Il y a aussi ceux qui défendent les ONG comme un contrepouvoir indispensable. Rita Giacaman, médecin, chercheuse et directrice du DESS de santé publique à la l’université de Bir Zeit, assure que certains besoins de la populations ne seraient jamais pris en considération si les ONG n’étaient pas là. Qu’elles constituent un espace libre de débats et donc de démocratie dont, en l’état actuel, il serait dangereux de se priver.

L’occupation produit toutes sortes de paradoxes. Elle génère à haute
dose la pauvreté, le chômage, l’insécurité quotidienne, l’injustice et l’humiliation. Dans le même temps, grâce notamment à l’aide internationale, le niveau d’instruction, l’espérance de vie et l’aspiration à la liberté ne cessent de grandir.

Samedi et dimanche, jours de manifestations. Je suis allée à Tel Aviv rejoindre les amis. Je n’y étais pas venue depuis six semaines. Passer d’un côté à l’autre est toujours un choc. Me voici le long de la plage avec les grands hôtels qui s’alignent sur le front de mer. Autour de l’ancien port, les terrasses de restaurant sont bondées en ce début d’après-midi. Le soleil chauffe encore. Décolletés, lunettes noires, bière pression, couples qui s’embrassent, chiens qu’on tient en laisse. Le souffle de la mer, l’odeur des embruns, le bruit des vagues, la longue passerelle de bois, l’horizon vers l’Ouest illimité. Le soir, vernissage dans une galerie d’art contemporain et dîner dans un restaurant italien. Je ne dirai rien de cette escapade à mes amis de Ramallah.

Moins de cinq cent personnes au rassemblement devant la cinémathèque de Tel Aviv. Au programme, la commémoration de la chute du Mur de Berlin mais surtout, la campagne contre la construction de la nouvelle “ clôture de sécurité ”, 475 kilomètres pour la clôture principale, 169 pour les clôtures secondaires. Selon le dernier sondage sérieux, seuls 16% d’Israéliens sont convaincus que cette barrière physique ne peut ni empêcher ni même réduire les attentats. Le fait que son tracé ne suive pas la ligne verte de 1967 dérange 19%. Restent 63% d’Israéliens qui non seulement y sont favorables mais souhaitent que le tracé suive les desiderata du gouvernement . Sur la placette devant la cinémathèque, les vingt organisations n’ont guère rassemblé que leurs supporters les plus fidèles. Pendant qu’elles se succèdent au micro, les militants vendent quelques tee-shirts où l’on lit en trois langues “ la guerre n’est pas mon langage ”, les copains échangent des nouvelles et les chiens en laisse s’intéressent à leurs congénères. De l’avis de tous, le rassemblement est plutôt un succès et l’on a connu de plus maigres.

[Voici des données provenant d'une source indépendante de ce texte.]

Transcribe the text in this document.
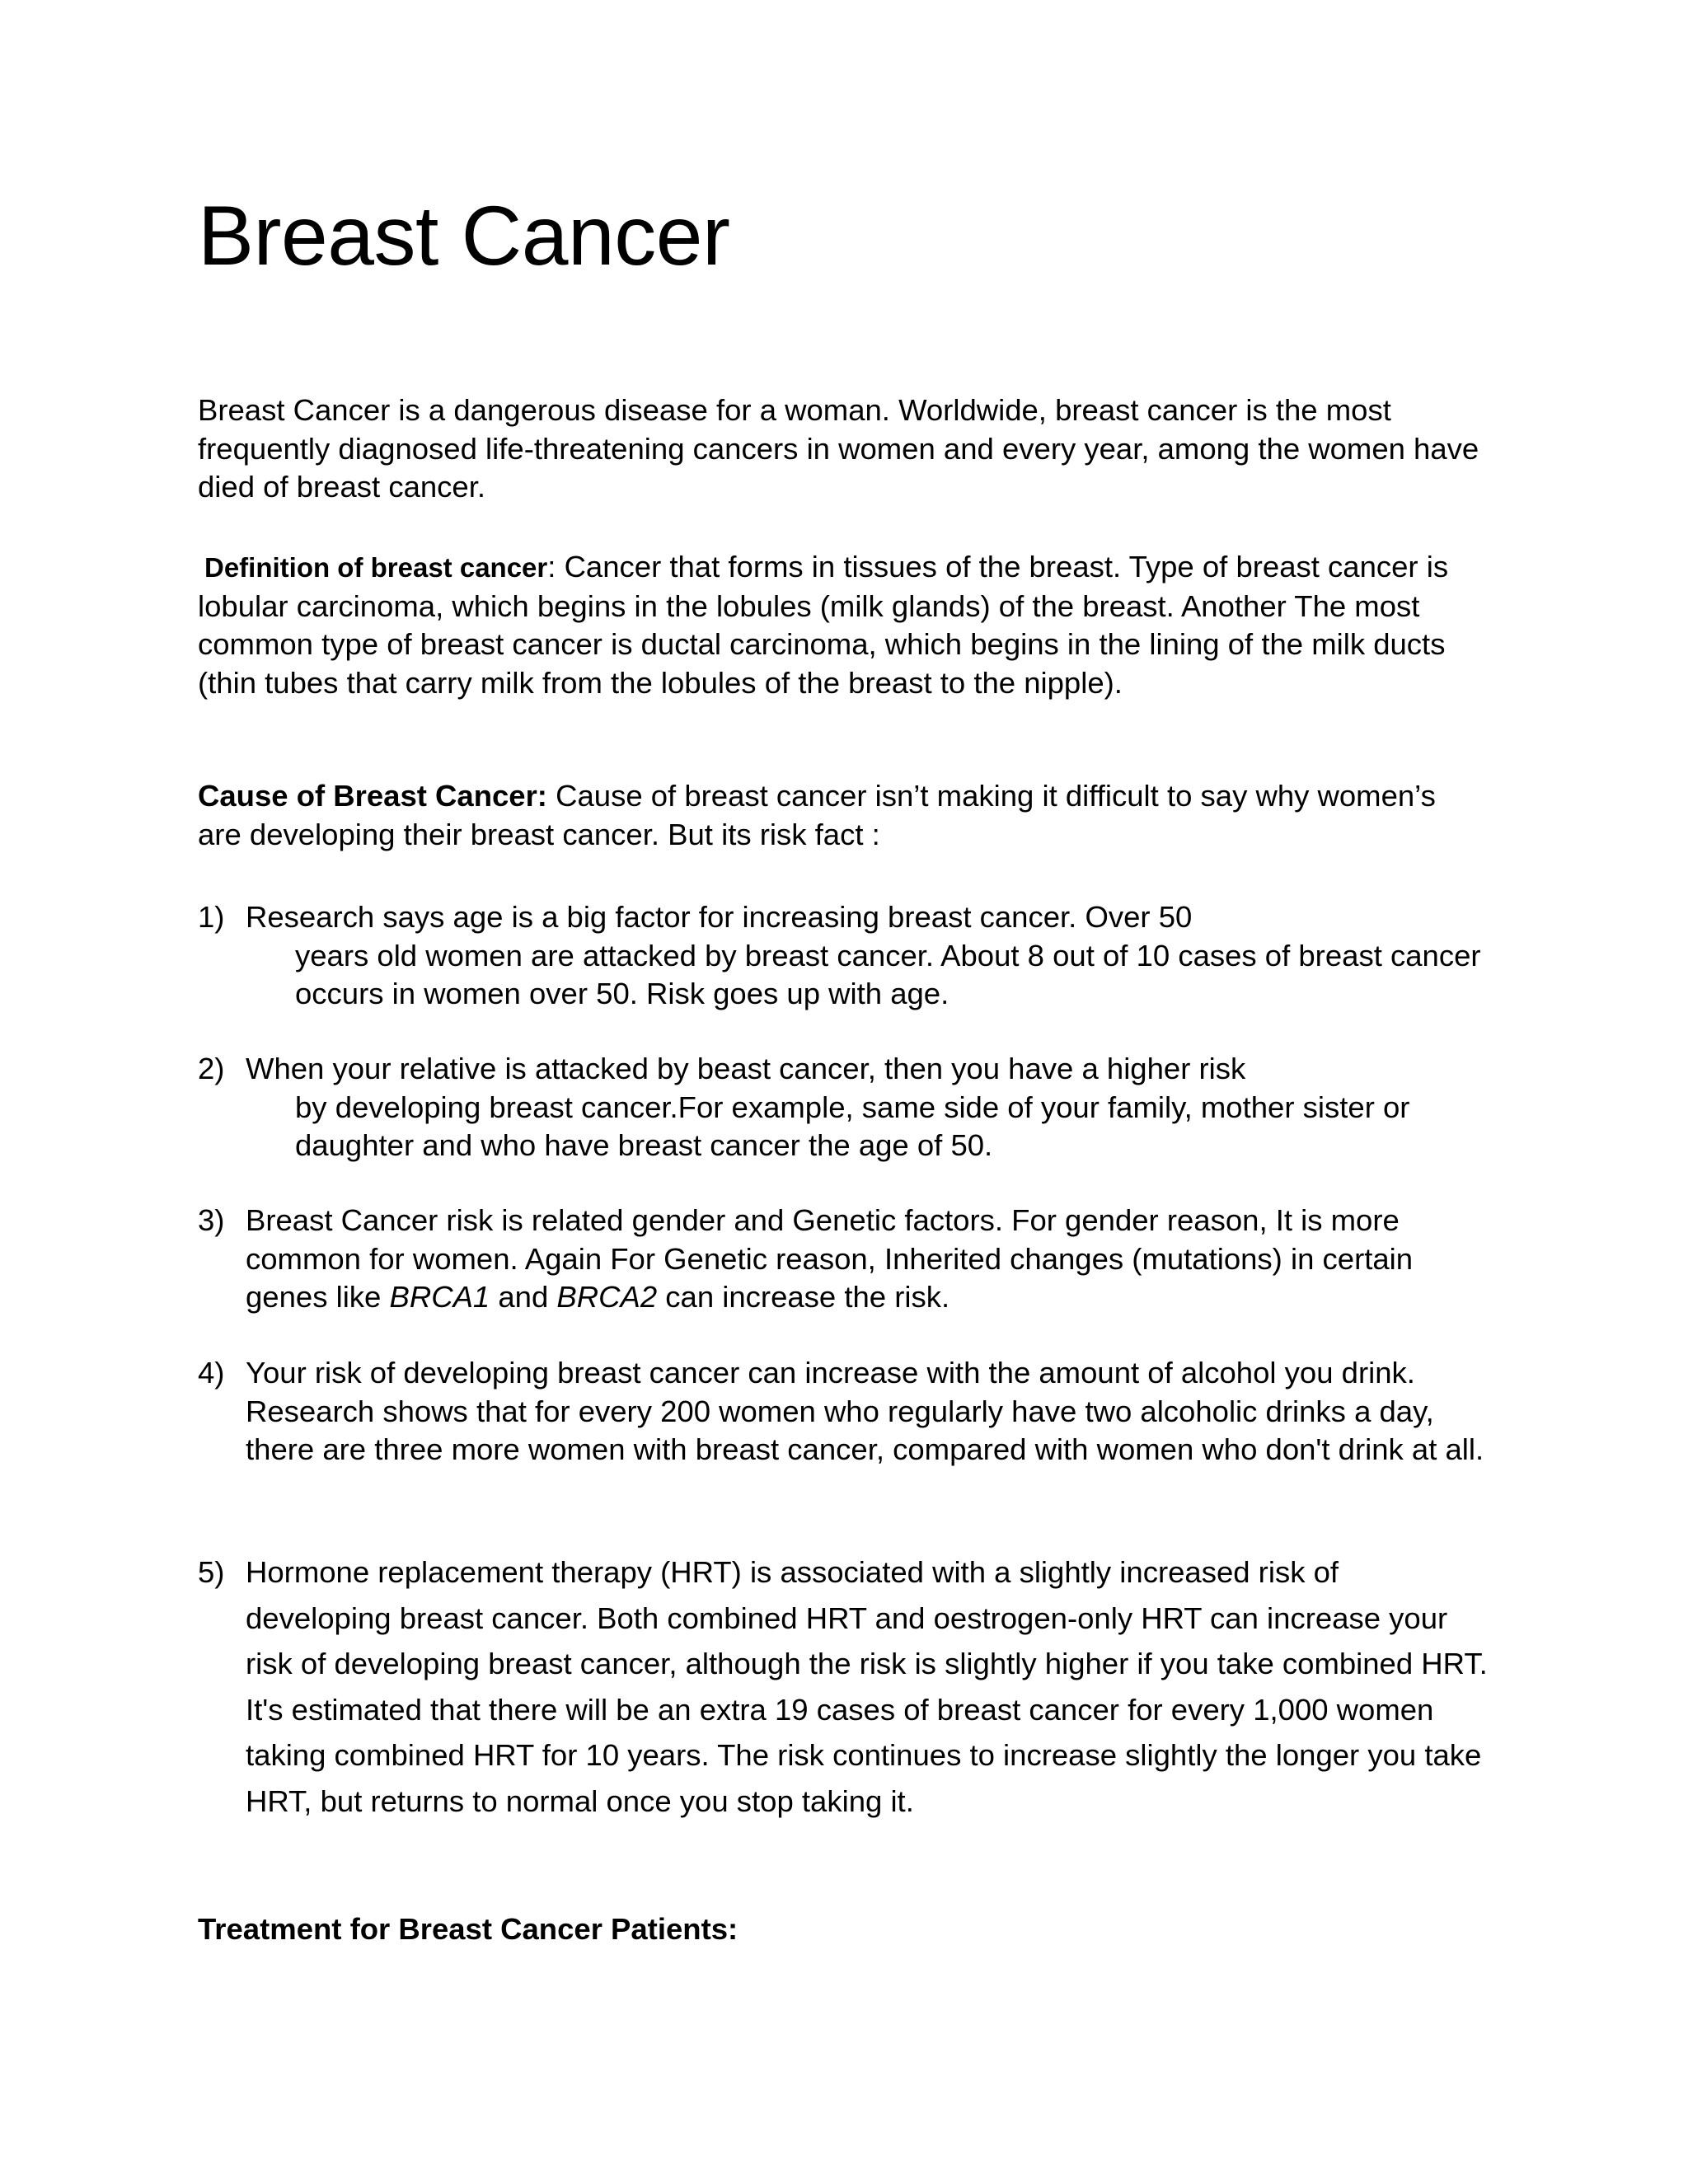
Breast Cancer

Breast Cancer is a dangerous disease for a woman. Worldwide, breast cancer is the most frequently diagnosed life-threatening cancers in women and every year, among the women have died of breast cancer.

Definition of breast cancer: Cancer that forms in tissues of the breast. Type of breast cancer is lobular carcinoma, which begins in the lobules (milk glands) of the breast. Another The most common type of breast cancer is ductal carcinoma, which begins in the lining of the milk ducts (thin tubes that carry milk from the lobules of the breast to the nipple).

Cause of Breast Cancer: Cause of breast cancer isn’t making it difficult to say why women’s are developing their breast cancer. But its risk fact :

1) Research says age is a big factor for increasing breast cancer. Over 50
years old women are attacked by breast cancer. About 8 out of 10 cases of breast cancer occurs in women over 50. Risk goes up with age.
2) When your relative is attacked by beast cancer, then you have a higher risk
by developing breast cancer.For example, same side of your family, mother sister or daughter and who have breast cancer the age of 50.
3) Breast Cancer risk is related gender and Genetic factors. For gender reason, It is more common for women. Again For Genetic reason, Inherited changes (mutations) in certain genes like BRCA1 and BRCA2 can increase the risk.
4) Your risk of developing breast cancer can increase with the amount of alcohol you drink. Research shows that for every 200 women who regularly have two alcoholic drinks a day, there are three more women with breast cancer, compared with women who don't drink at all.
5) Hormone replacement therapy (HRT) is associated with a slightly increased risk of developing breast cancer. Both combined HRT and oestrogen-only HRT can increase your risk of developing breast cancer, although the risk is slightly higher if you take combined HRT.
It's estimated that there will be an extra 19 cases of breast cancer for every 1,000 women taking combined HRT for 10 years. The risk continues to increase slightly the longer you take HRT, but returns to normal once you stop taking it.
Treatment for Breast Cancer Patients:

Retour à Ramallah, dimanche midi. Sur la place Al-Manara, une foule un peu plus conséquente, mille personnes peut-être, écoute les orateurs de l’OLP dénoncer avec éloquence le mur de l’apartheid et les dernières souffrances infligées au peuple palestinien (encore cinq combattants tués ce week-end et un enfant de dix ans). Beaucoup de drapeaux rouges et peu de drapeaux palestiniens. A peu près les mêmes slogans qu’hier, à l’exception d’une banderole en arabe où l’on lit un signe d’égalité entre l’étoile de David et la croix gammée, chose qu’on ne verra jamais à Tel Aviv.
Pour finir, deux bonnes nouvelles glanées cette semaine dans les journaux.
On lit à la une du Jerusalem Post que l’armée israélienne exige des crédits supplémentaires pour construire de nouvelles prisons. Faute de place à l’ombre, elle a dû renoncer depuis huit jours à arrêter des “ terroristes ”.

Colin Powell a apporté son soutien au plan de Genève, au grand dam de Sharon et de tout son cabinet qui a mené campagne depuis trois semaines contre Yossi Beilin et les autres signataires israéliens, ces “ traîtres passibles de la cour martiale ”. Même si le lendemain, l’ambassadeur américain, a rectifié en parlant d’un “ encouragement ” et non d’un “ soutien officiel ”.